Love is a stranger and hearts are in danger
On smooth streets paved with gold
Oh, true love travels on a gravel road
Yeah, true love travels on a gravel road
True love travels on a gravel road


charity chic said...

An inspired choice Brian

drew said...

I've never heard this version before. It is very good but I hate to disagree with you Brian but Elvis' version is the definitive one for me.

Brian said...

That's it, Drew. I'm coming over there. Better not have your window open tonight.
Actually, I can appreciate Elvis' passionate delivery, but the music is coming a little too close to that cornball era for me. Are you a fan of the In Memphis album?

drew said...

Love the In Memphis album with the exception of Moma Liked The Roses, dreadful, mawkish tripe.

George said...

Not heard any of the two versions posted, Brian, and have just played the Elvis version. And the Elvis one is the worst, I'm afraid Drew - insipid. Not terribly impressed with the Percy one either.

The Swede said...

Not wishing to add fuel to the fire, but may I suggest a fine alternative take by Elvis (, which is way less smooth and produced. Nick's version is superb too Brian.
Top 5 and there's still a name I'm waiting to see!

Echorich said...

Didn't see this one coming, but I can agree that Nick Lowe found some amazing mojo mid 90's and has gone from strength to strength since.

Brian said...

You're making me nervous, Swede.
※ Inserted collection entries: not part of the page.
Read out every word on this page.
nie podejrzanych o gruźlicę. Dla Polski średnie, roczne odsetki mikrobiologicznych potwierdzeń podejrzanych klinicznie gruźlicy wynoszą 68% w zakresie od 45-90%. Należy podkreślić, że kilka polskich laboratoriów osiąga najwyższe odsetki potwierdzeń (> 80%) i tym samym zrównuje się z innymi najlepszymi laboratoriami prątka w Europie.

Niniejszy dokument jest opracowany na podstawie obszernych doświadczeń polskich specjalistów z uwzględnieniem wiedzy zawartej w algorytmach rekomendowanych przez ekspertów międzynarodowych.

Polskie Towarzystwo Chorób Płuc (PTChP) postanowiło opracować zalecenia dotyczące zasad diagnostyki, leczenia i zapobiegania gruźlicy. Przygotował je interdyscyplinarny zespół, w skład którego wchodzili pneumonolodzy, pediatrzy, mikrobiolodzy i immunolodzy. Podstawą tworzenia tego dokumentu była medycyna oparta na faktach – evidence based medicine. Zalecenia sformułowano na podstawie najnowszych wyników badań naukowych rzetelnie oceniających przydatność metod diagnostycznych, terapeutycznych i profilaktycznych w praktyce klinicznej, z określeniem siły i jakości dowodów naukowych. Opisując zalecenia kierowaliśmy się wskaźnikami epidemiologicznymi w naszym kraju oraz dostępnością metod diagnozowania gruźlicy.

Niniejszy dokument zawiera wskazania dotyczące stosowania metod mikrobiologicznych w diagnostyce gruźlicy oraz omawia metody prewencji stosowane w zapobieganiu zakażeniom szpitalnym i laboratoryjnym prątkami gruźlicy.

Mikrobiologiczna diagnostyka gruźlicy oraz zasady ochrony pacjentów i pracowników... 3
Hopefully I haven't disappointed you.

George, Kind of surprised you don't like Percy's version. I would have thought that was right up your alley. Can't tell if you liked Lowe's and am afraid to ask.

Echorich, Love when a mature artist can surprise us with a second life, and Lowe's reinvention is one of the best. There are a couple on this list that are as good now as they ever were... Hitchcock is the one that immediately comes to mind. And he didn't need a reinvention at all.